The chimera known as European soccer's "close season"—roughly 15 minutes after one 10-month slaughterfest ends, new competitions and the inevitable round of money-spinning pre-season friendlies, Asian-American grand tours and transfer-market freakouts begin—is over. (Our long international nightmare, one might say.)
The UEFA Champions League commences with its First Qualifying Round, starring 28 victors from the august top divisions of Bosnia, Wales, all the Irelands, the odd Baltic state and various other leagues where clubs tend to use mysterious combinations of initials for names. These teams will compete for the right to be beaten in the Second Qualifying Round by marginally larger clubs, who will in turn then be beaten by teams that finished third or fourth in one of the real leagues, who themselves will proceed to fuck up their group-stages campaigns, resulting in fired managers, ruined transfer prospects and fan protests organized around the chucking of celery, anchovies, rugulac or some other local product.
It all leads, of course, to the supreme drama of the Champions League knock-out rounds, culminating in semifinals featuring AC Milan and Barcelona taking on Overrated English Clubs A & B, the lattermost coming through on dodgy away goals or penalties, or preferably both.
The importance of the First Qualifying Round, then, is clear. [[[The Official XIDevils Fatwa on the Champions League states that ALL participants should be—y'know—champions and that the fussy business of qualifying rounds and group stages should be done away with in favor of straight two-legged knock-out play.
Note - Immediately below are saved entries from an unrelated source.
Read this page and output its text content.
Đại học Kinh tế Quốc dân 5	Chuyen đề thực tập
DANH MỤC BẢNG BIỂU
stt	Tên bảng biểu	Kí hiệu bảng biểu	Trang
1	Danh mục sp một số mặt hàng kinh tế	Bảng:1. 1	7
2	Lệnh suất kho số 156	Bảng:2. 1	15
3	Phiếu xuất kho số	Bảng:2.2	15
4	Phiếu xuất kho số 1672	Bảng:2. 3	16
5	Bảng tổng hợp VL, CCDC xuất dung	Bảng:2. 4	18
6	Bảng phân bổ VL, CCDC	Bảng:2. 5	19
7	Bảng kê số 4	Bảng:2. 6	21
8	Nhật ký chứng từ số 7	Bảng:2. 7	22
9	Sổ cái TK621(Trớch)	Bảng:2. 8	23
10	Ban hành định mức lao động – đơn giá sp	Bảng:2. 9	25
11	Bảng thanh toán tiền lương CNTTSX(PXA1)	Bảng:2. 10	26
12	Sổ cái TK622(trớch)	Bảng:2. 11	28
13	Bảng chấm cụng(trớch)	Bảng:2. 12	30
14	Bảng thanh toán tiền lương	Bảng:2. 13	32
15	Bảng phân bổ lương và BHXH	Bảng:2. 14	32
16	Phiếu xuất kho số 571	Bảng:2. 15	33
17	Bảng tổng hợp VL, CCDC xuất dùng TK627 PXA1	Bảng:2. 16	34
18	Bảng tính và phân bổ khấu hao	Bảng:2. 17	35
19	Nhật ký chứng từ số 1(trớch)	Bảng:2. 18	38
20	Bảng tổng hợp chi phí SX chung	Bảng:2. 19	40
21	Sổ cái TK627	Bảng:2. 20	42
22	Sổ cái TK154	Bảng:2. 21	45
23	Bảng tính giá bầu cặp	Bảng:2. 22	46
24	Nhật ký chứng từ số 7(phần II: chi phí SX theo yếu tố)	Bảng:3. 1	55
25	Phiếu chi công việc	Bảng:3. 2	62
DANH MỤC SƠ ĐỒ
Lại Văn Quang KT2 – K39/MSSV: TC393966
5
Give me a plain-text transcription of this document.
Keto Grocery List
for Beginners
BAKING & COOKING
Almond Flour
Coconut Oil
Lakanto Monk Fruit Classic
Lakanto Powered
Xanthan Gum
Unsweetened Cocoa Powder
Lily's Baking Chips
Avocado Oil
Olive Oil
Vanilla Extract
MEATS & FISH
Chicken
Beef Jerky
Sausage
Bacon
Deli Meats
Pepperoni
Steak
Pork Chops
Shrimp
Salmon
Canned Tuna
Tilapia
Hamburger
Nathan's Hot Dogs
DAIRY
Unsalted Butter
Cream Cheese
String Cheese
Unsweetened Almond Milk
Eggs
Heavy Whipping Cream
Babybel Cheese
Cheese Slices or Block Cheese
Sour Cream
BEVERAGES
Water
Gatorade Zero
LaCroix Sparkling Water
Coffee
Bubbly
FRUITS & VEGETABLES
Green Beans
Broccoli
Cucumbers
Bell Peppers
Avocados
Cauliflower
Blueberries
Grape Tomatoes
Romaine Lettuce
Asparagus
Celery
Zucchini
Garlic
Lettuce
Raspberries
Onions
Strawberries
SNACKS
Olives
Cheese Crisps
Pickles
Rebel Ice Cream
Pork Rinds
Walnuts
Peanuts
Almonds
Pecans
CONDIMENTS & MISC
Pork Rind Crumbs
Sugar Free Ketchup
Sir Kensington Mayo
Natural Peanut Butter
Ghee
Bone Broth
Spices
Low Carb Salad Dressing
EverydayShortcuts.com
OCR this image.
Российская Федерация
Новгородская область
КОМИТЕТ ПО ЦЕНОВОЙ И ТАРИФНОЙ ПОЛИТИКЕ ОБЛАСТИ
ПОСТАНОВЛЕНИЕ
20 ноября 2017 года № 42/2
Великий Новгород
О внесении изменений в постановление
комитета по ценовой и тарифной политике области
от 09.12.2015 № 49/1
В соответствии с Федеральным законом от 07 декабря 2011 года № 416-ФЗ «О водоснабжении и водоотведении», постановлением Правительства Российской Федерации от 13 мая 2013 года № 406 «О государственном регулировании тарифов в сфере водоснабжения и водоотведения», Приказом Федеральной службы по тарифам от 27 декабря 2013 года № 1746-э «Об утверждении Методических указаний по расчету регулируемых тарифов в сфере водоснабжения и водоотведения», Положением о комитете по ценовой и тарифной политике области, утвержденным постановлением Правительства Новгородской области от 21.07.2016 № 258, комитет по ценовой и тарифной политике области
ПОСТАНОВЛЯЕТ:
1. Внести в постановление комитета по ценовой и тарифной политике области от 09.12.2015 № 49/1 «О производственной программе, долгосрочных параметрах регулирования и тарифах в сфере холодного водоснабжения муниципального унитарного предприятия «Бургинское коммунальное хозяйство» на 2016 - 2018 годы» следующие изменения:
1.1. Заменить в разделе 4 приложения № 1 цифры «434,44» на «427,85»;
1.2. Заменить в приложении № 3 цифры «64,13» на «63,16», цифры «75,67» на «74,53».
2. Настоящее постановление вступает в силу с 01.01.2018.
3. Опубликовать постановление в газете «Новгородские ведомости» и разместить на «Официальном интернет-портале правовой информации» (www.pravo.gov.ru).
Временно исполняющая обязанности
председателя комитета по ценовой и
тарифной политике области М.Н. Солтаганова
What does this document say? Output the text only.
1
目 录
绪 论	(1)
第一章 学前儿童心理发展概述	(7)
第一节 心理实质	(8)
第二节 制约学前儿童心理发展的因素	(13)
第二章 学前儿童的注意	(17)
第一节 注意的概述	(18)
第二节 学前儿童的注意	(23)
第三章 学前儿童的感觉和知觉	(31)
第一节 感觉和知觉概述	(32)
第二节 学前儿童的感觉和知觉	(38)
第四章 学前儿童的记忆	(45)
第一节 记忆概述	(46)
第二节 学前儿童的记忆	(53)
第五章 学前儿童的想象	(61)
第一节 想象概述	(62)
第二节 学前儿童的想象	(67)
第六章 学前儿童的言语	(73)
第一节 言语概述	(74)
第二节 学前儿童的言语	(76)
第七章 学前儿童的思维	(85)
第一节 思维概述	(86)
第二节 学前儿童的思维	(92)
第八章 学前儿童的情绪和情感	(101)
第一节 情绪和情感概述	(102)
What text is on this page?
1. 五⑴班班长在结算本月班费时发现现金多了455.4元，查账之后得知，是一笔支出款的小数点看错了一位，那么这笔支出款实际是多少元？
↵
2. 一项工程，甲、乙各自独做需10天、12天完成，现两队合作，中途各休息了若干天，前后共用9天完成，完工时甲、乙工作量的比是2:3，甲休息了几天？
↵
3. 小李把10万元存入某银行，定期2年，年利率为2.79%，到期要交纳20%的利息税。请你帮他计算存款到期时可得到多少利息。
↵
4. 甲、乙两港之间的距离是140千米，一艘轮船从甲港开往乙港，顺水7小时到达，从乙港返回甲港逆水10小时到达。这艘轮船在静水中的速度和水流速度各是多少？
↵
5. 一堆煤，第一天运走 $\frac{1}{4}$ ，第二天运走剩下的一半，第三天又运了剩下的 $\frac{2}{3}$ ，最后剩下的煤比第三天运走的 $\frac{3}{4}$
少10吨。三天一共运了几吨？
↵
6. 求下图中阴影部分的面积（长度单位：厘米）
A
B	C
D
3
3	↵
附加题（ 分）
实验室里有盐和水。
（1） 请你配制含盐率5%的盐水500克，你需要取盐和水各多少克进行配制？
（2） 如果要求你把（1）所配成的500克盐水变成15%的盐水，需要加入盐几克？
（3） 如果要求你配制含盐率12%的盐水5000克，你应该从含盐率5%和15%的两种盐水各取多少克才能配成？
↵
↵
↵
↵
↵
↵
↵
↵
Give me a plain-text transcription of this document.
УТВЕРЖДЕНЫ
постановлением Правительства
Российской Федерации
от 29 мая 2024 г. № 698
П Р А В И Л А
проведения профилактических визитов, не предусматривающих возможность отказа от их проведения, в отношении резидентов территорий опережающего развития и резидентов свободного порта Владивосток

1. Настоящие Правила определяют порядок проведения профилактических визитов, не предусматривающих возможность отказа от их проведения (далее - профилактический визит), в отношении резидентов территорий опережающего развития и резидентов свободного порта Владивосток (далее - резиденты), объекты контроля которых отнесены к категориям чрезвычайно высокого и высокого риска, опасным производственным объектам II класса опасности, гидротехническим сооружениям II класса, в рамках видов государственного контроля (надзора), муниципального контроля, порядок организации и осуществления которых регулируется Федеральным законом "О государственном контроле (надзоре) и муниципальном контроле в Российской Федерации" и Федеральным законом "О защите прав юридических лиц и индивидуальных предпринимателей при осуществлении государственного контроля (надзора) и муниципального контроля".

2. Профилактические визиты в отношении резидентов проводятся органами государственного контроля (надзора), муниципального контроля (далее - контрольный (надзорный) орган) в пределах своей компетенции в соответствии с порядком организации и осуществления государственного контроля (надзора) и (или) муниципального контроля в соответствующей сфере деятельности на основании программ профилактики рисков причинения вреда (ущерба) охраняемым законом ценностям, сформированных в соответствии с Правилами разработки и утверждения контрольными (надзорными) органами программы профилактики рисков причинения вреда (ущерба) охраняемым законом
Like the Old Days, which as an American sports fan I am constitutionally required to prefer.]]] A scan of participating teams reveals plenty of intriguing, exotic entrants, none more so than the CHAMPIONS OF MALTA, mighty Marsaxlokk. Because I am a sucker for any place name with a rogue X in the middle, let's take a closer look.
Turns out Marsaxlokk is a beautiful fishing village of just over 3,500 people. If it weren't for those bastards in the Faroe Islands forever taking the mickey, I'd say it's entirely likely that this hamlet is the smallest locality represented in the Champions League. The hometown team is quaintly nicknamed The Southseasiders, or less quaintly, "Tal-Lampuki," which might actually be quite quaint in Maltese for all I know.
The club seems to play its home fixtures in Malta's national stadium, meaning every man, woman and child in the actual town of Marsaxlokk could bring five friends to a match. The Southseasiders have been at it for close to 60 years, but appear to be a club on the make: two promotions in the last decade; recently linked to Paul Gascoigne (Wikipedia might be making that up, but I'm not); importing Eastern European, Nigerian, English and Brazilian players with some regularity. The bulk of the squad, of course, is Maltese, meaning that not even the most cosmopolitan opponents will be able to decipher the team chatter.
Team Tal-Lampuki Fighting achieved qualfication for Qualification by winning the Maltese Premier League, a 10-team circuit full of amiable-sounding, old-school-ish clubs like "Hibernians" and "St. George's" and "Wanderers." The MPL (Eleven Devils will be bidding on US English-language broadcast rights in due time) boasts an unusual and sort of interesting set-up. After the traditional home-and-away schedule, the league splits into a six-team Championship Pool and a four-team Relegation Pool, and another home-and-away series commences. It's hard to work out just how points carry over, but it seems Marsaxlokk won the first phase with a single defeat and a goal difference of +30, so it's safe to say they kicked ass by the bucketful throughout.
But how will Marsaxlokk cope with First Qualifying Round opponents FK Sarajevo? And how will they handle playing in front of Sarajevo's ultras, the "Hordes of Evil"? Southseasiders v. Hordes of Evil? This is the stuff that dreams, and the First Qualifying Round, are woven of.